I needed to think—logically. I was still in the house, that much was obvious. Aunt Cadence had lived in Harthwait for years, as had other people before her. Not once had I heard her talk about someone going missing that lived there, which was a good thing. It wouldn’t swallow me alive. Maybe if I waited, the door would open on its own. No need to jump off the deep end just yet.

A faint, distant trickle of laughter sent chills over my skin.

I wasn’t alone in here.

“Hello?” I tried again.

No response.

I gathered myself, hands fisted in the hem of my sweatshirt, and examined the room for possible signs of life. The dust on the floor remained undisturbed of footprints, which meant the laughter had to have come from outside.

I crept closer to the closest window.

Everything was sogreen. The type of green that bloomed just after all the petals floated away in the last spring breeze. The kind of green that promised the start of early thunderstorms and newborn animals. That explained the heat, if summer was coming, but there were … snowflakes. Flecks of white drifted from the sky.

With a quiet exhale, I pressed my face to the warped glass. The longer I watched, I realized they weren’t white at all, but gray—because they were ashes.

I blinked furiously against the sharp, cloudless, blue sky. No sun, no rain, just ashes. It was so pretty, so unnervingly unnatural, that I wanted to walk outside to get a closer look.

Immediately, the muscles in my neck tensed, the little hairs on my arms stood at attention. I’d heard laughter. I was supposed to be looking for its source.

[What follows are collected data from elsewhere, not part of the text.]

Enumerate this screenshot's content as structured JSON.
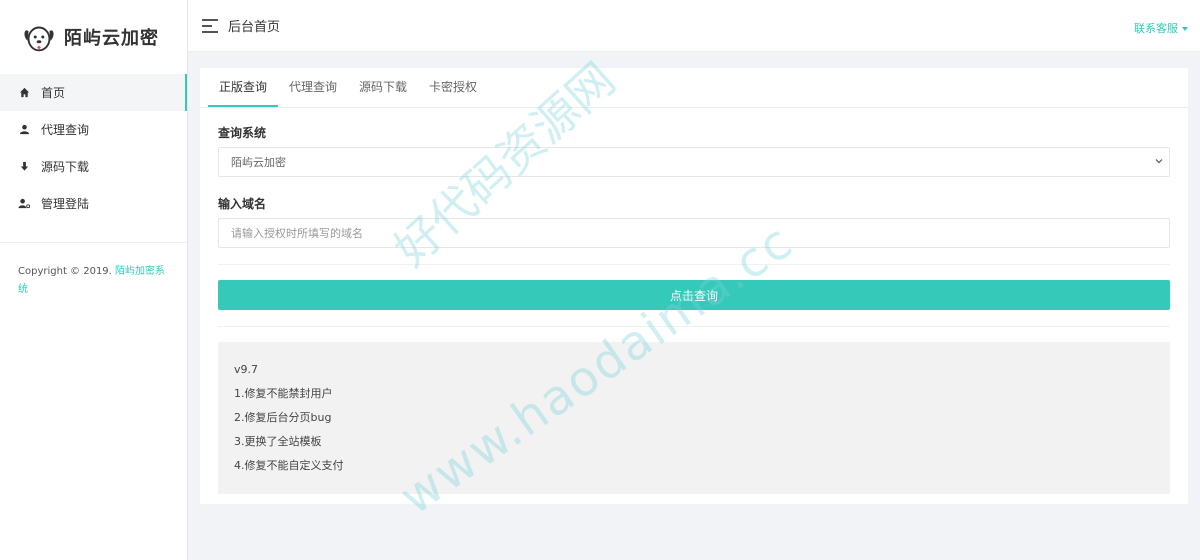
{
  "brand": {
    "logo_text": "陌屿云加密",
    "accent": "#35c9b9"
  },
  "header": {
    "title": "后台首页",
    "contact": "联系客服"
  },
  "sidebar": {
    "items": [
      {
        "label": "首页",
        "icon": "home-icon",
        "active": true
      },
      {
        "label": "代理查询",
        "icon": "user-icon"
      },
      {
        "label": "源码下载",
        "icon": "download-icon"
      },
      {
        "label": "管理登陆",
        "icon": "admin-icon"
      }
    ],
    "copyright_prefix": "Copyright © 2019. ",
    "copyright_link": "陌屿加密系统"
  },
  "tabs": [
    {
      "label": "正版查询",
      "active": true
    },
    {
      "label": "代理查询"
    },
    {
      "label": "源码下载"
    },
    {
      "label": "卡密授权"
    }
  ],
  "form": {
    "system_label": "查询系统",
    "system_value": "陌屿云加密",
    "domain_label": "输入域名",
    "domain_placeholder": "请输入授权时所填写的域名",
    "submit_label": "点击查询"
  },
  "notes": [
    "v9.7",
    "1.修复不能禁封用户",
    "2.修复后台分页bug",
    "3.更换了全站模板",
    "4.修复不能自定义支付"
  ],
  "watermark": {
    "line1": "好代码资源网",
    "line2": "www.haodaima.cc"
  }
}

With quiet steps, I made my way through the parlor and into the foyer, only to stop again. A chandelier lay in shattered bits at the room’s center. Unlike the crystal one in the living room, this one’s iron-coated handles pointed at odd angles, candlesticks split and smashed around it.

“Momma?” A voice.

I looked up from the chandelier.

There, in what should have been Aunt Cadence’s office doorway, stood a boy. His hair, so blond it bordered white, stuck up and out in all directions. Dirt and grime clung to the creases of his neck. He couldn’t have been more than five or six years old, his feet bare, his pants soiled.

Ice swept through my blood. His voice, his stature—it matched.Momma.

“It’s you,” I whispered. He was the one I’d heard at night. And he’d been here, in this room, this entire time?

Blood dribbled from the boy’s mouth, onto his buttoned shirt. Three of those buttons were missing.